The opening of Mediterranea seems more like a monster-of-the-week story or an adventure of the moment tale. That doesn’t make it bad, but the isolation undermines the impetus the first two chapters delivered.
A Master Auraki consults a mage to locate an oracle and our heroines Alonisso and Eleni investigate an odd realm populated by an abundance of women and a scarcity of men, writers Guilliano Monni and Alessandro Cenni marginalize the malevolent angel women that attacked our heroines in the premiere. They do revisit these creatures, but the lion’s share of the book involves a reversal of fortune for the men of Lemnos, now the objects of purchase for women.

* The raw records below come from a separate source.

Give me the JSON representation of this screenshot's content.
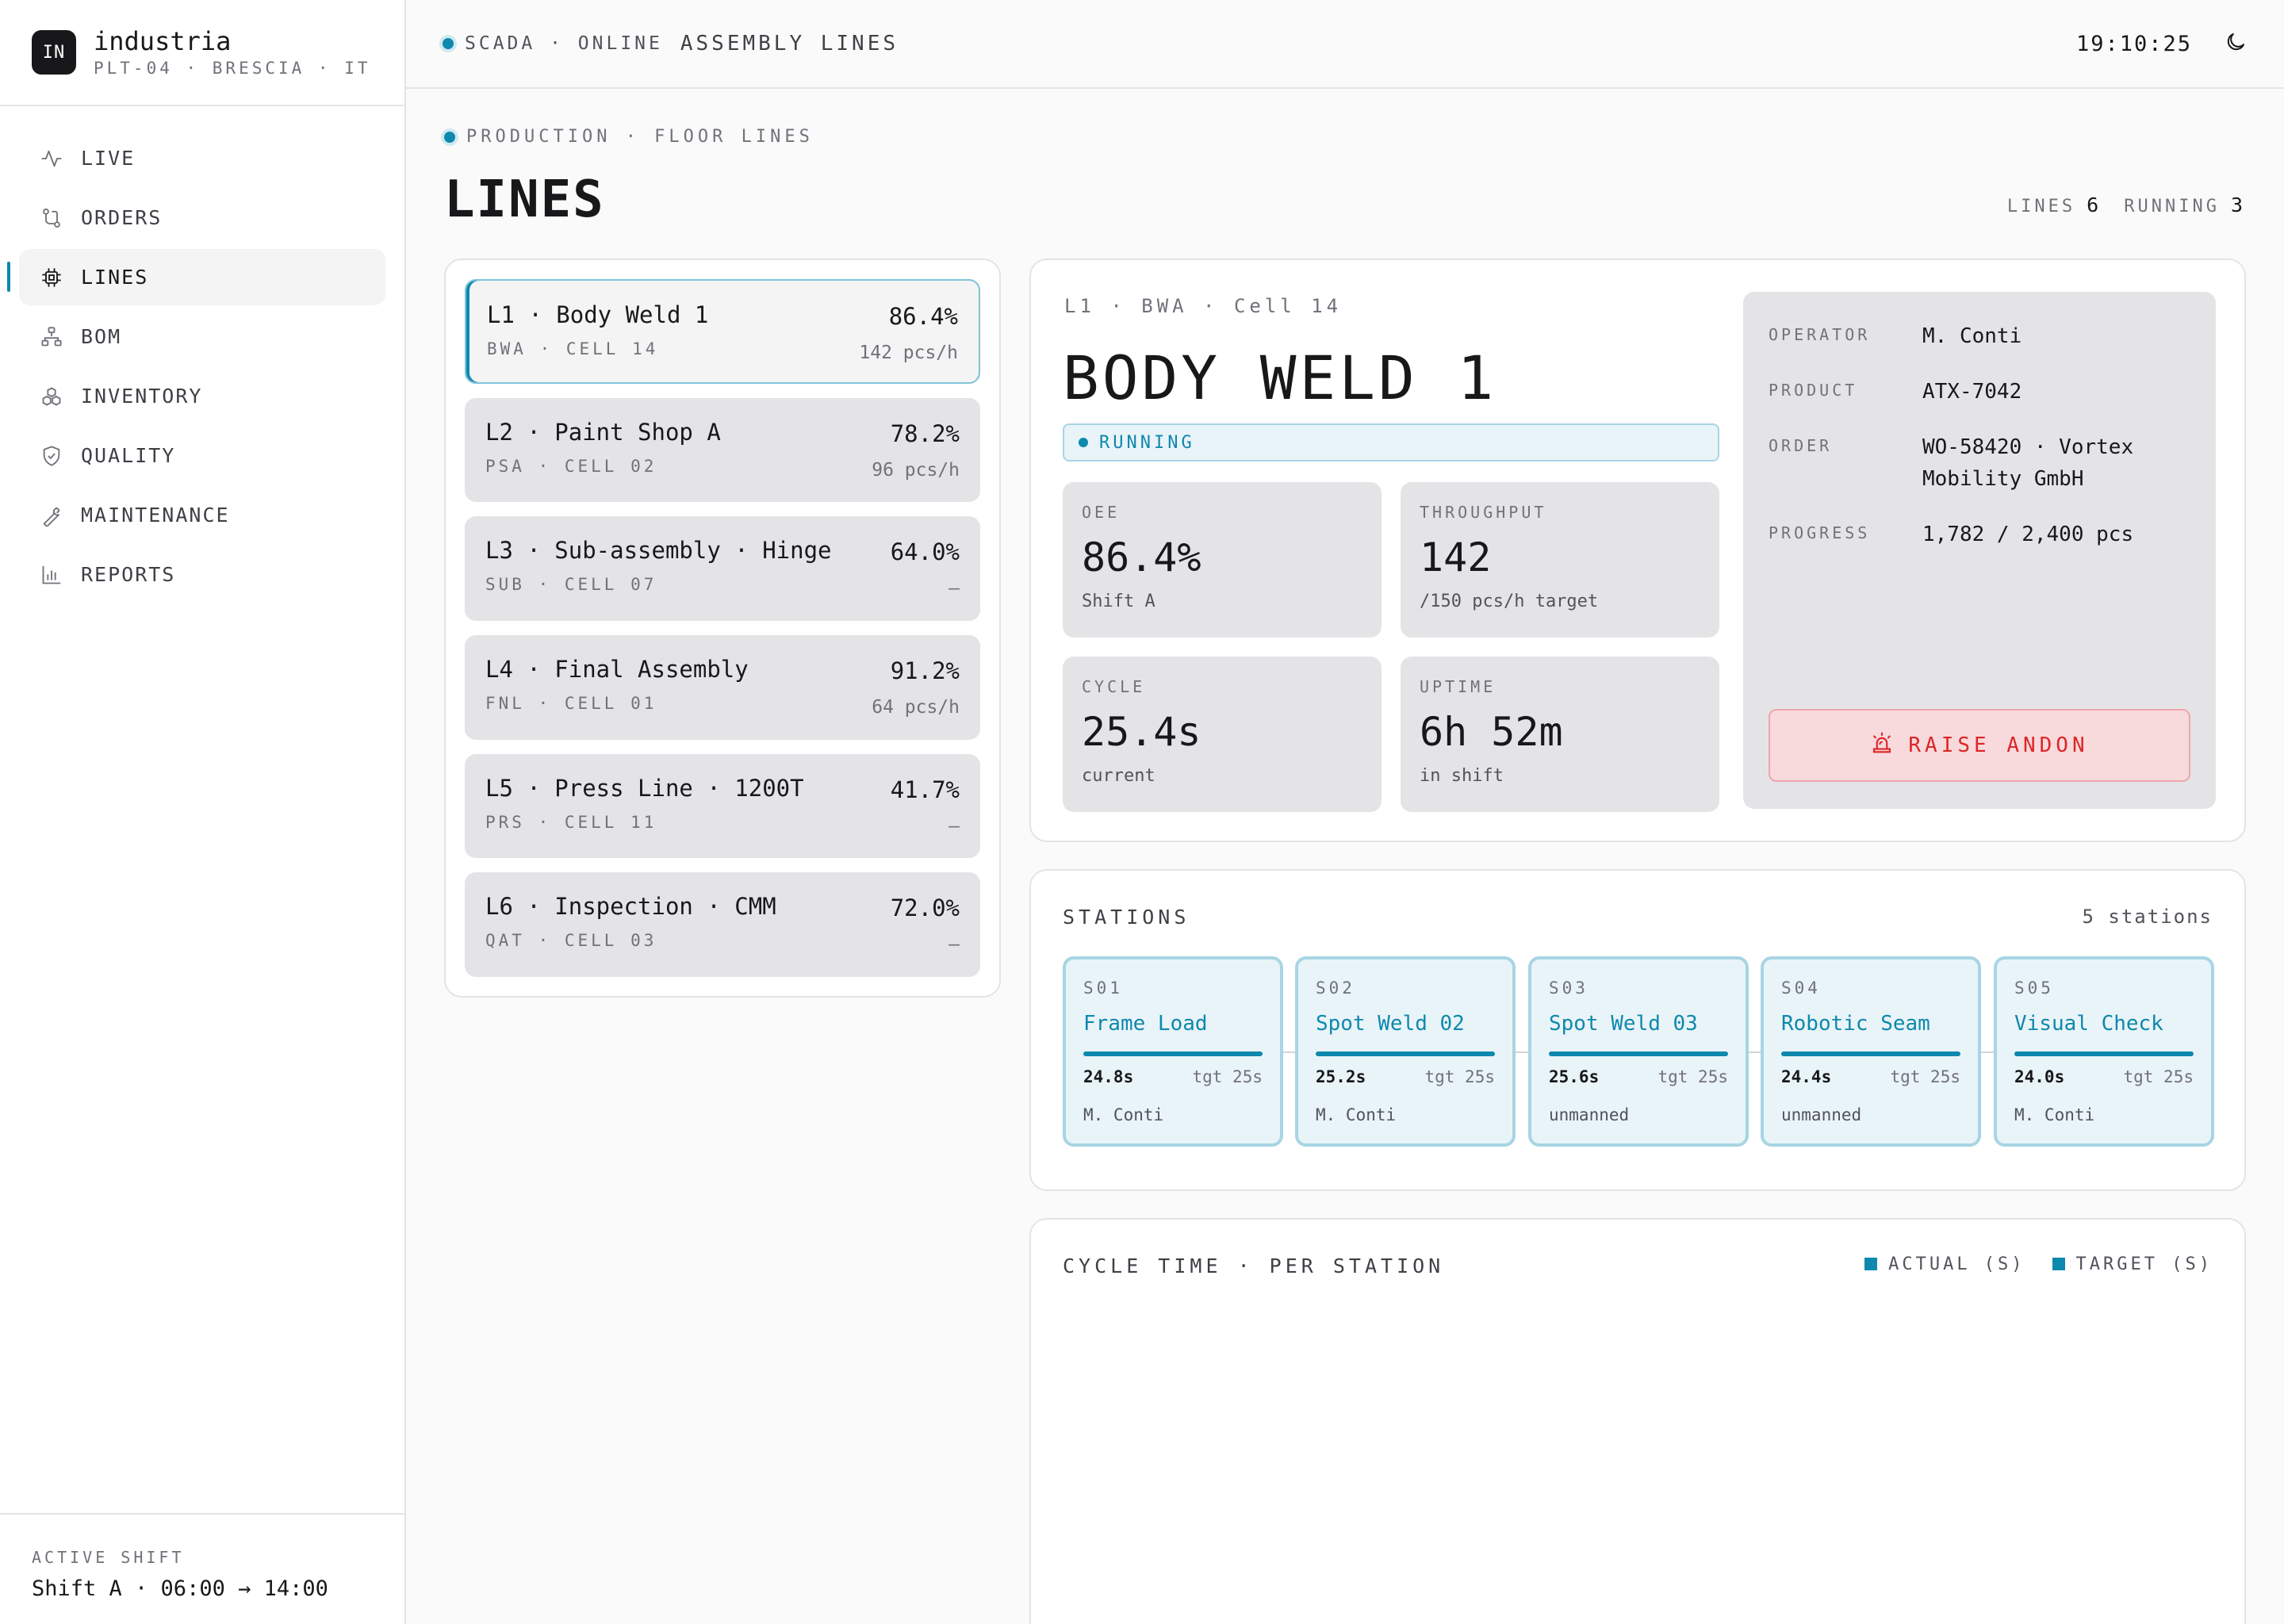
{
  "brand": {
    "logo": "IN",
    "name": "industria",
    "sub": "PLT-04 · BRESCIA · IT"
  },
  "nav": [
    {
      "label": "LIVE",
      "icon": "activity-icon"
    },
    {
      "label": "ORDERS",
      "icon": "route-icon"
    },
    {
      "label": "LINES",
      "icon": "chip-icon",
      "active": true
    },
    {
      "label": "BOM",
      "icon": "hierarchy-icon"
    },
    {
      "label": "INVENTORY",
      "icon": "boxes-icon"
    },
    {
      "label": "QUALITY",
      "icon": "shield-check-icon"
    },
    {
      "label": "MAINTENANCE",
      "icon": "wrench-icon"
    },
    {
      "label": "REPORTS",
      "icon": "bar-chart-icon"
    }
  ],
  "shift": {
    "label": "ACTIVE SHIFT",
    "value": "Shift A · 06:00 → 14:00"
  },
  "topbar": {
    "status": "SCADA · ONLINE",
    "title": "ASSEMBLY LINES",
    "clock": "19:10:25",
    "theme_icon": "moon-icon"
  },
  "page": {
    "crumb": "PRODUCTION · FLOOR LINES",
    "title": "LINES",
    "lines_label": "LINES",
    "lines_count": "6",
    "running_label": "RUNNING",
    "running_count": "3"
  },
  "lines": [
    {
      "name": "L1 · Body Weld 1",
      "code": "BWA · CELL 14",
      "pct": "86.4%",
      "rate": "142 pcs/h",
      "selected": true
    },
    {
      "name": "L2 · Paint Shop A",
      "code": "PSA · CELL 02",
      "pct": "78.2%",
      "rate": "96 pcs/h"
    },
    {
      "name": "L3 · Sub-assembly · Hinge",
      "code": "SUB · CELL 07",
      "pct": "64.0%",
      "rate": "—"
    },
    {
      "name": "L4 · Final Assembly",
      "code": "FNL · CELL 01",
      "pct": "91.2%",
      "rate": "64 pcs/h"
    },
    {
      "name": "L5 · Press Line · 1200T",
      "code": "PRS · CELL 11",
      "pct": "41.7%",
      "rate": "—"
    },
    {
      "name": "L6 · Inspection · CMM",
      "code": "QAT · CELL 03",
      "pct": "72.0%",
      "rate": "—"
    }
  ],
  "detail": {
    "crumb": "L1 · BWA · Cell 14",
    "title": "BODY WELD 1",
    "status": "RUNNING",
    "kpis": [
      {
        "label": "OEE",
        "value": "86.4%",
        "sub": "Shift A"
      },
      {
        "label": "THROUGHPUT",
        "value": "142",
        "sub": "/150 pcs/h target"
      },
      {
        "label": "CYCLE",
        "value": "25.4s",
        "sub": "current"
      },
      {
        "label": "UPTIME",
        "value": "6h 52m",
        "sub": "in shift"
      }
    ],
    "info": [
      {
        "key": "OPERATOR",
        "value": "M. Conti"
      },
      {
        "key": "PRODUCT",
        "value": "ATX-7042"
      },
      {
        "key": "ORDER",
        "value": "WO-58420 · Vortex Mobility GmbH"
      },
      {
        "key": "PROGRESS",
        "value": "1,782 / 2,400 pcs"
      }
    ],
    "andon_label": "RAISE ANDON"
  },
  "stations": {
    "title": "STATIONS",
    "count": "5 stations",
    "items": [
      {
        "id": "S01",
        "name": "Frame Load",
        "actual": "24.8s",
        "target": "tgt 25s",
        "operator": "M. Conti"
      },
      {
        "id": "S02",
        "name": "Spot Weld 02",
        "actual": "25.2s",
        "target": "tgt 25s",
        "operator": "M. Conti"
      },
      {
        "id": "S03",
        "name": "Spot Weld 03",
        "actual": "25.6s",
        "target": "tgt 25s",
        "operator": "unmanned"
      },
      {
        "id": "S04",
        "name": "Robotic Seam",
        "actual": "24.4s",
        "target": "tgt 25s",
        "operator": "unmanned"
      },
      {
        "id": "S05",
        "name": "Visual Check",
        "actual": "24.0s",
        "target": "tgt 25s",
        "operator": "M. Conti"
      }
    ]
  },
  "cycle": {
    "title": "CYCLE TIME · PER STATION",
    "legend_actual": "ACTUAL (S)",
    "legend_target": "TARGET (S)"
  },
  "colors": {
    "accent": "#0e88ad",
    "danger": "#dc2626"
  }
}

Gender reversal for the world’s oldest profession is an interesting start, but it’s just that. A start. There’s not enough expansion and incorporation of other elements into the central theme. Perhaps, Monni and Cenni will build on the idea.
While there’s some humor in Auraki’s visit with a mage, his consultation with a Titan housing an oracle stone doesn’t really seem necessary. It’s pretty. The Titan’s an impressive beast, but that’s about it.
This issue still bears Mediterranea’s strengths: gorgeous artwork, with a kind of Disney-for-adults design and an engaging cast, but the story strays, and both directions lack cohesiveness.